There was a man I respected, who died some months ago. His name was Baban Kowa. He was a police officer from Kano State. He was the one who found the bodies of Tafawa Balewa and Okotie-Eboh in the bush. He was a great man and he kept on speaking the truth about what he found, even when others came out to say it was not like that and that Tafawa Balewa was not shot by soldiers, that it was something else that killed him, Baban Kowa stood by his story and it was true. I saw him a month before his death, but throughout the years, I always interacted with him, because he told that story over and over again.

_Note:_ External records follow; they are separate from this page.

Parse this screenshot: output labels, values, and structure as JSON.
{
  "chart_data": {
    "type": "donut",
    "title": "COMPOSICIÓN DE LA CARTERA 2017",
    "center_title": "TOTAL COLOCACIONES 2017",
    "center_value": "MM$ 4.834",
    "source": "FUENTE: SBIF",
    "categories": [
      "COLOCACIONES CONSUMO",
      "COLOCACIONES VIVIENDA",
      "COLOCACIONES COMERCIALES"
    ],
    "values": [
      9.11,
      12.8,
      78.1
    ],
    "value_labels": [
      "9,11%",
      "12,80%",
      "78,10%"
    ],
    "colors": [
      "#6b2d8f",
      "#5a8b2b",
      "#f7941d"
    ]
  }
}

Alhaji Maitama Sule, who is still alive in Kano today, was also close to Tafawa Balewa. He was a young minister in the government then and, I guess, he was aware then and can very much tell the story today. I’m glad a few of them are around and can tell their story. Akinjide, Shehu Shagari and a number of others can tell these stories as witnesses to what happened. Above all, it is important we do not forget the path history took, point out the grievous mistakes we made and learn from them sincerely. Also, we must resolve amongst ourselves that, never again, will people be attacked in their homes, dragged out and shot like dogs. Never again will women, wives and children be slaughtered. Never again!